Q3: How can procurement teams avoid vendor lock-in when evaluating agentic platforms?

Require LLM-agnostic orchestration and open APIs from day one.
Industry analysis warns that lock-in compounds at multiple layers - model, framework, runtime, and developer patterns. The safest way to future-proof is to:

  • insist on multi-LLM support and the ability to bring your own model
  • verify that all connectors and workflow definitions are exportable in standard formats
  • demand a staged off-boarding test written into the contract

These checkpoints are now listed as must-haves in leading RFP templates for agentic AI procurement.

Q4: Which pilot use-cases are delivering measurable ROI?

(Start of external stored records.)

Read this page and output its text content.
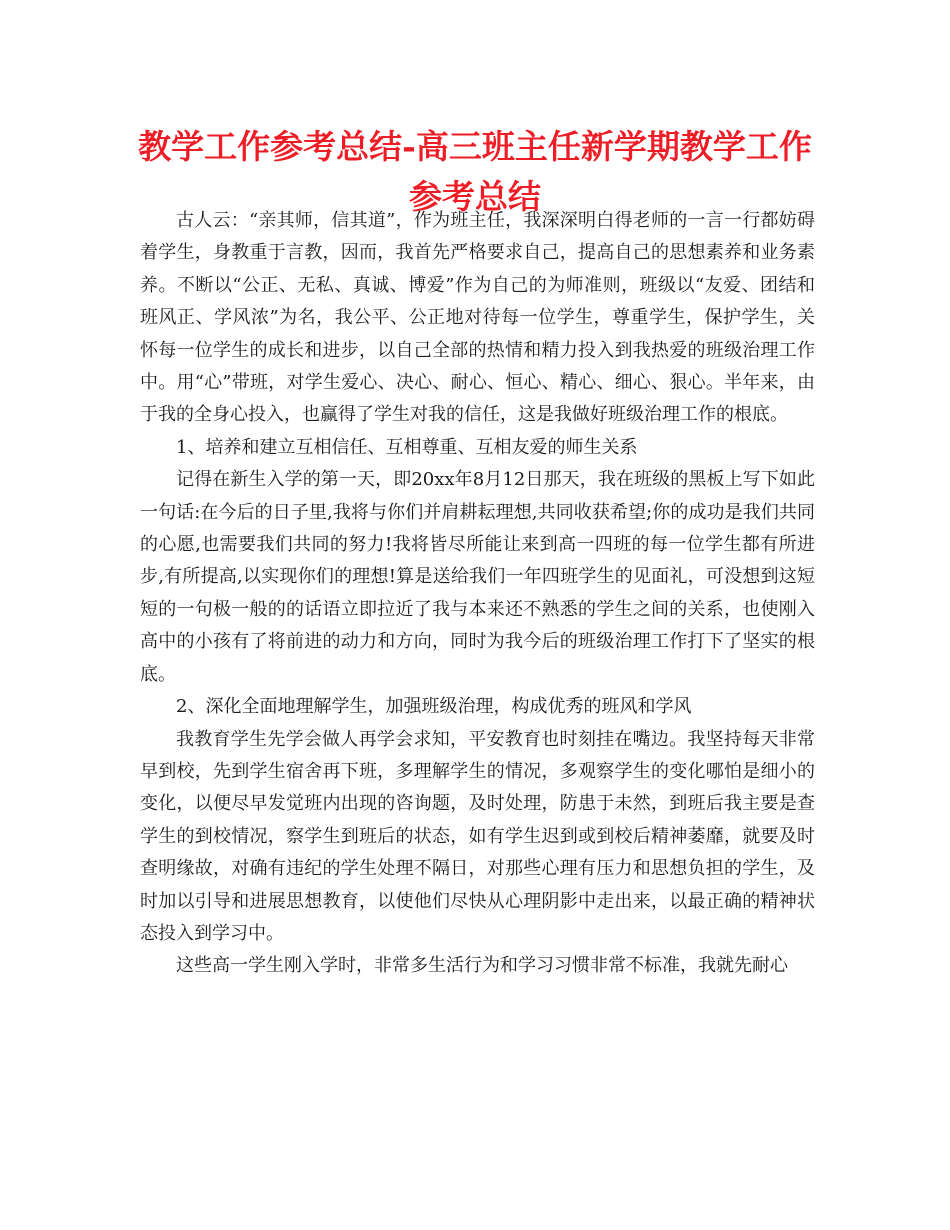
教学工作参考总结-高三班主任新学期教学工作参考总结

古人云：“亲其师，信其道”，作为班主任，我深深明白得老师的一言一行都妨碍着学生，身教重于言教，因而，我首先严格要求自己，提高自己的思想素养和业务素养。不断以“公正、无私、真诚、博爱”作为自己的为师准则，班级以“友爱、团结和班风正、学风浓”为名，我公平、公正地对待每一位学生，尊重学生，保护学生，关怀每一位学生的成长和进步，以自己全部的热情和精力投入到我热爱的班级治理工作中。用“心”带班，对学生爱心、决心、耐心、恒心、精心、细心、狠心。半年来，由于我的全身心投入，也赢得了学生对我的信任，这是我做好班级治理工作的根底。

1、培养和建立互相信任、互相尊重、互相友爱的师生关系

记得在新生入学的第一天，即20xx年8月12日那天，我在班级的黑板上写下如此一句话:在今后的日子里,我将与你们并肩耕耘理想,共同收获希望;你的成功是我们共同的心愿,也需要我们共同的努力!我将皆尽所能让来到高一四班的每一位学生都有所进步,有所提高,以实现你们的理想!算是送给我们一年四班学生的见面礼，可没想到这短短的一句极一般的的话语立即拉近了我与本来还不熟悉的学生之间的关系，也使刚入高中的小孩有了将前进的动力和方向，同时为我今后的班级治理工作打下了坚实的根底。

2、深化全面地理解学生，加强班级治理，构成优秀的班风和学风

我教育学生先学会做人再学会求知，平安教育也时刻挂在嘴边。我坚持每天非常早到校，先到学生宿舍再下班，多理解学生的情况，多观察学生的变化哪怕是细小的变化，以便尽早发觉班内出现的咨询题，及时处理，防患于未然，到班后我主要是查学生的到校情况，察学生到班后的状态，如有学生迟到或到校后精神萎靡，就要及时查明缘故，对确有违纪的学生处理不隔日，对那些心理有压力和思想负担的学生，及时加以引导和进展思想教育，以使他们尽快从心理阴影中走出来，以最正确的精神状态投入到学习中。

这些高一学生刚入学时，非常多生活行为和学习习惯非常不标准，我就先耐心
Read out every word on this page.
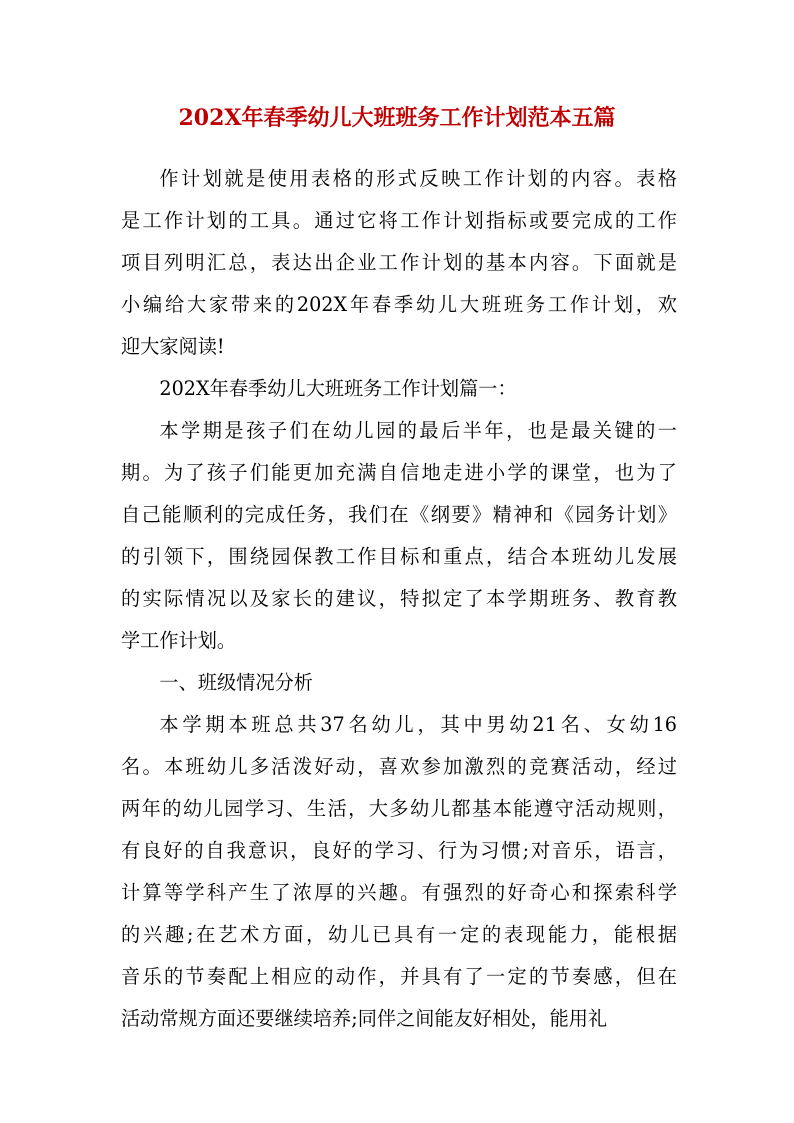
202X年春季幼儿大班班务工作计划范本五篇
作计划就是使用表格的形式反映工作计划的内容。表格
是工作计划的工具。通过它将工作计划指标或要完成的工作
项目列明汇总，表达出企业工作计划的基本内容。下面就是
小编给大家带来的202X年春季幼儿大班班务工作计划，欢
迎大家阅读!
202X年春季幼儿大班班务工作计划篇一：
本学期是孩子们在幼儿园的最后半年，也是最关键的一
期。为了孩子们能更加充满自信地走进小学的课堂，也为了
自己能顺利的完成任务，我们在《纲要》精神和《园务计划》
的引领下，围绕园保教工作目标和重点，结合本班幼儿发展
的实际情况以及家长的建议，特拟定了本学期班务、教育教
学工作计划。
一、班级情况分析
本学期本班总共37名幼儿，其中男幼21名、女幼16
名。本班幼儿多活泼好动，喜欢参加激烈的竞赛活动，经过
两年的幼儿园学习、生活，大多幼儿都基本能遵守活动规则，
有良好的自我意识，良好的学习、行为习惯;对音乐，语言，
计算等学科产生了浓厚的兴趣。有强烈的好奇心和探索科学
的兴趣;在艺术方面，幼儿已具有一定的表现能力，能根据
音乐的节奏配上相应的动作，并具有了一定的节奏感，但在
活动常规方面还要继续培养;同伴之间能友好相处，能用礼
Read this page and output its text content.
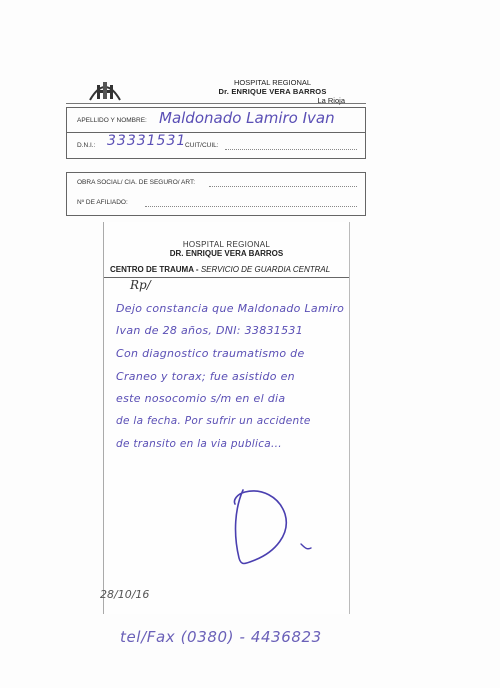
HOSPITAL REGIONAL
Dr. ENRIQUE VERA BARROS
La Rioja
APELLIDO Y NOMBRE: Maldonado Lamiro Ivan
D.N.I.: 33331531
CUIT/CUIL:
OBRA SOCIAL/ CIA. DE SEGURO/ ART:
Nº DE AFILIADO:
HOSPITAL REGIONAL
DR. ENRIQUE VERA BARROS
CENTRO DE TRAUMA - SERVICIO DE GUARDIA CENTRAL
Rp/
Dejo constancia que Maldonado Lamiro
Ivan de 28 años, DNI: 33831531
Con diagnostico traumatismo de
Craneo y torax; fue asistido en
este nosocomio s/m en el dia
de la fecha. Por sufrir un accidente
de transito en la via publica...
28/10/16
tel/Fax (0380) - 4436823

Look at back-office processes with high volume and low variability.
According to industry reports, enterprises are capturing significant value in areas such as:

  • Customer service: AI agents handling substantial volumes of customer conversations with significant efficiency gains
  • Logistics: AI-powered shipment routing delivering substantial cost savings
  • Document processing: AI agents reclaiming hundreds of hours monthly and reducing processing time significantly

Each of these pilots shared three traits: standardized data inputs, clear success metrics, and simple integration surfaces, proving that repeatability is the fastest path to provable ROI.

Q5: What does a practical 90-day migration plan look like?

Weeks 1-2: pick one repeatable workflow with an owner willing to co-sponsor and run a compliance pre-check.
Weeks 3-6: deploy a contained pilot in a non-production sandbox with full audit logging; measure baseline KPIs (cost per case, cycle time, error rate).
Weeks 7-10: expand to a limited production ring including human-in-the-loop approval gates; validate security and observability dashboards.
Weeks 11-12: draft the scale-out playbook - integration sequencing, change-management comms, and vendor contract renegotiation tied to throughput-based pricing rather than seat licenses.

Following this cadence lets teams prove value fast while keeping risk bounded, a pattern already used by major enterprises in their production deployments.